- Showrunners: Abdullah Kadwani; Asad Qureshi;
- Written by: Shahzeb Khanzada
- Directed by: Syed Wajahat Hussain
- Starring: Saba Qamar; Faysal Quraishi; Junaid Khan; Aamina Sheikh; Naveen Waqar;
- Country of origin: Pakistan
- Original language: Urdu
- No. of episodes: 32

Production
- Production company: 7th Sky Entertainment

Original release
- Network: Geo Entertainment
- Release: 24 September 2025 – 8 January 2026

= Case No. 9 =

2025 Pakistani television series

Case No. 9 is a Pakistan television series, written by Shahzeb Khanzada, and directed by Syed Wajahat Hussain. It starts Saba Qamar as a rape survivor and entails her journey to get justice against her preparator. Faysal Quraishi, Junaid Khan, Aamina Sheikh and Naveen Waqar featured in pivotal roles. It premiered on Geo Entertainment in September 2025.

== Plot ==
"Case No. 9" revolves around Sehar, a confident and ambitious young woman who joins a garments company as the head of sales and marketing, where she first faces harassment by her boss, Kamran, a wealthy and influential businessman. One night, she is raped by him under the pretext of a dinner meeting at his house, where no one else is present. When she returns home, her family tries to keep the incident hidden, locking her inside the house to prevent the news from spreading. However, her brother's friend Maryam discovers the truth and tries to confront Sehar's family. At night, when everyone is asleep, Sehar silently leaves the house and goes to the police station to report the crime. The police register an FIR, and Kamran surprisingly cooperates with the investigation, undergoing a medical test.

== Cast ==
- Saba Qamar as Sehar Moazzam
- Faysal Quraishi as Kamran Haider
- Junaid Khan as Rohit Bhagwant
- Aamina Sheikh as Beenish: Sehar's lawyer
- Naveen Waqar as Manisha Rohit; Women's right activist, Rohit's wife
- Gohar Rasheed as Inspector Shafiq
- Ali Rehman Khan as Ali
- Rushna Khan as Kiran
- Kamran Jeelani as Zohaib

== Production ==
The series marked Aamina Sheikh's return to television and her second collaboration with Saba Qamar after Maat (2011-12).

== Reception ==
Muna Khan of Dawn praised the series for tackling topics like rape and its aftermath, the issues of victim-blaming, the misuse of power and portraying the challenges faced by survivors in Pakistani society. Gaitee Ara Siddiqi of The Friday Times praised the series for its bold and impactful portrayal of sensitive topics, and also commended the cast performances, including Saba Qamar, Faysal Quraishi, and Aamina Sheikh.

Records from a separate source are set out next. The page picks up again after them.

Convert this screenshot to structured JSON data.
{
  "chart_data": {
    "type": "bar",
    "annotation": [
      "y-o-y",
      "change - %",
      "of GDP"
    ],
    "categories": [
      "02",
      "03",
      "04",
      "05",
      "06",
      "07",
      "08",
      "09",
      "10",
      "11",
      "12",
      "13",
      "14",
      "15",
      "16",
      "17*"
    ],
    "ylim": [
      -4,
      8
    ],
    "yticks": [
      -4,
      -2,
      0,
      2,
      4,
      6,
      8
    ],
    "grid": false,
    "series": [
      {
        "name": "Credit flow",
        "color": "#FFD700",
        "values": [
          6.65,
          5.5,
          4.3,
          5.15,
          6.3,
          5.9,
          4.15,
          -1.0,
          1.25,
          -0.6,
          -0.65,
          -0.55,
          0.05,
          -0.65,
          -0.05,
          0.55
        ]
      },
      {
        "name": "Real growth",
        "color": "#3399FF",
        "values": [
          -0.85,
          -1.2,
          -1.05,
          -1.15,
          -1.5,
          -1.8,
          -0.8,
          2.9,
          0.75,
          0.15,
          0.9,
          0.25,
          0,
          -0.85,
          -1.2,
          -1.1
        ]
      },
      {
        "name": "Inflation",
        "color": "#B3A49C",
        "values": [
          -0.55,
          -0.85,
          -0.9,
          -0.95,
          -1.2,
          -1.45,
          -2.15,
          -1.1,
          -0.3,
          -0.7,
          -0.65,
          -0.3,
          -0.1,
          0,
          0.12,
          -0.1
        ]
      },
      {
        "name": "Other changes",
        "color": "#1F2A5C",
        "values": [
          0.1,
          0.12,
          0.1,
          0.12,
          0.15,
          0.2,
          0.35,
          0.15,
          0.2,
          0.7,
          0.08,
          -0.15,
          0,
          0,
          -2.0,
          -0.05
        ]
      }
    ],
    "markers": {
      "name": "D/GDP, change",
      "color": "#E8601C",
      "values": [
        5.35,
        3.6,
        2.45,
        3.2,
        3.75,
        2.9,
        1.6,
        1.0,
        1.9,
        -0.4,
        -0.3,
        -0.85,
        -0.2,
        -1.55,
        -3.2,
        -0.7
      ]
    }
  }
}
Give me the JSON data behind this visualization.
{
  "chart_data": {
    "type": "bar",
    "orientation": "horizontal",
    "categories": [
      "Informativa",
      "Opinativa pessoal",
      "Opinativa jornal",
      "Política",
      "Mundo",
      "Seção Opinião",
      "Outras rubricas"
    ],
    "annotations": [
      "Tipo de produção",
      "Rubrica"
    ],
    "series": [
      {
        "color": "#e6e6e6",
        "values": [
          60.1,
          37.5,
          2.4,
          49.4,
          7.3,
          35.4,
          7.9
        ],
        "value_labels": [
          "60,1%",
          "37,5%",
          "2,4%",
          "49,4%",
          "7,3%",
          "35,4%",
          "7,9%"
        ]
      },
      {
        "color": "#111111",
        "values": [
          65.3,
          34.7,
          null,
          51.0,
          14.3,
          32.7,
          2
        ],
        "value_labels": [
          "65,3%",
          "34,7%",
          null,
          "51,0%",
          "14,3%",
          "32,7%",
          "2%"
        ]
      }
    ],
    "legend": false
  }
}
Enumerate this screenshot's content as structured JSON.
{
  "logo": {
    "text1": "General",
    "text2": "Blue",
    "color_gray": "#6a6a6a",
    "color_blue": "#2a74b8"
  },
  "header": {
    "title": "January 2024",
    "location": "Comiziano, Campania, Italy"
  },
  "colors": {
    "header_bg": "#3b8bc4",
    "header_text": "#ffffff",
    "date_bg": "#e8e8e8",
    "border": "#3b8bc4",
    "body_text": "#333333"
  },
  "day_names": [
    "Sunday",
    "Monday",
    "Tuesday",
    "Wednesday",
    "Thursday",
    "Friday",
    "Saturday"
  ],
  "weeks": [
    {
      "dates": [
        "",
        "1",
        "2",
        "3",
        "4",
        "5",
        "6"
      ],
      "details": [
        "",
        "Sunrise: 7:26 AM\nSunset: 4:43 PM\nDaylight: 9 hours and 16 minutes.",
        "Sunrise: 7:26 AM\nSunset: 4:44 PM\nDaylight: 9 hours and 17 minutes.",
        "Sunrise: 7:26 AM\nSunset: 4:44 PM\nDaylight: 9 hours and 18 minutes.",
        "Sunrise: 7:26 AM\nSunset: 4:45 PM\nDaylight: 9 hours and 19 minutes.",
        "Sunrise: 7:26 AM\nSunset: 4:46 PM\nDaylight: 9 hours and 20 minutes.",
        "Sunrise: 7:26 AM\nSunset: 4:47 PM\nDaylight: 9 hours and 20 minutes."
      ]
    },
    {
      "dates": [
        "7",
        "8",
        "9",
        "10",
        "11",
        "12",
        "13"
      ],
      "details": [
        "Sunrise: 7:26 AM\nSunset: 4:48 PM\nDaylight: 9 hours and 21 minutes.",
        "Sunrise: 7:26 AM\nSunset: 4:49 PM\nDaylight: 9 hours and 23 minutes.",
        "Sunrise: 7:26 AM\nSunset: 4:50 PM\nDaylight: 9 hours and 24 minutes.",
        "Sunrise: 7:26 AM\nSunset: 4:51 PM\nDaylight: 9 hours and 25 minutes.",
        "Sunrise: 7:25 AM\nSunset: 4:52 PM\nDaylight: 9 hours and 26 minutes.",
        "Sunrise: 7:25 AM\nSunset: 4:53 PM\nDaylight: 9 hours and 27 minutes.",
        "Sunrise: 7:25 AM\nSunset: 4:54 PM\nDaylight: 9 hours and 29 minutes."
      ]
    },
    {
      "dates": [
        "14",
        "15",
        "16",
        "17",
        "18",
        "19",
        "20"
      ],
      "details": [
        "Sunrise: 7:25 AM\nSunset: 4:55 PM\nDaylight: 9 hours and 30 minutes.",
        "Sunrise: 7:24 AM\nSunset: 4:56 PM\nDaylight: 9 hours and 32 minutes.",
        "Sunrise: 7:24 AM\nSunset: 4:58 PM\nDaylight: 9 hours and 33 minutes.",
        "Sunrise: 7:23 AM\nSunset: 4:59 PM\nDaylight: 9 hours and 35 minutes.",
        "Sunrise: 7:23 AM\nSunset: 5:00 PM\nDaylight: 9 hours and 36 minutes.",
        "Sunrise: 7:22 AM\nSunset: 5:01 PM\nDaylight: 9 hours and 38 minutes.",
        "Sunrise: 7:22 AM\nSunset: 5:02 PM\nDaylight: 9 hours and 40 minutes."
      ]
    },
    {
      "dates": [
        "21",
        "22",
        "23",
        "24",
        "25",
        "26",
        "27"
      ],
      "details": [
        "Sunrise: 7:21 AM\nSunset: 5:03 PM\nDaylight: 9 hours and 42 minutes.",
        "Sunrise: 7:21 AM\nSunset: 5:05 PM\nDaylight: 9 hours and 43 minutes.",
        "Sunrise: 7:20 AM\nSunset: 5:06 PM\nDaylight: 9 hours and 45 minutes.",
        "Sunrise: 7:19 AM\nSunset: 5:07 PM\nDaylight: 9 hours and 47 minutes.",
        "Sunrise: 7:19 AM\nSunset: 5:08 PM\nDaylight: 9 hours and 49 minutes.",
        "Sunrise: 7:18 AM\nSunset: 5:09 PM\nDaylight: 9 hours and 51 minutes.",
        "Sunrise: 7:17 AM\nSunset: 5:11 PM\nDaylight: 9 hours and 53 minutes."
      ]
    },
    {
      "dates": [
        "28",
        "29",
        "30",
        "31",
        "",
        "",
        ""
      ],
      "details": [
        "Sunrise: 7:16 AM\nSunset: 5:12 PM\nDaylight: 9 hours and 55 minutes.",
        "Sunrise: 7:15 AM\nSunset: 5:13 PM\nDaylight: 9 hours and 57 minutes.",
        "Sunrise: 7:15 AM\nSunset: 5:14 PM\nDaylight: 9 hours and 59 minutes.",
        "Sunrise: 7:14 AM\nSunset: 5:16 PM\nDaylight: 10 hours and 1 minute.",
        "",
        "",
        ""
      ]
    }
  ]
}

Mehmal Sarfraz of The Telegraph India praised the series for its gripping portrayal of a rape survivor's ordeal and the challenges she faces in seeking justice, and the acting of Quraishi and Qamar. Afreen Seher of the DAWN Images praised the series for its portrayal of strong, complex female characters who drive the narrative with agency and professionalism, and also their portrayal by the actresses who are in their forties while playing their real ages on screen.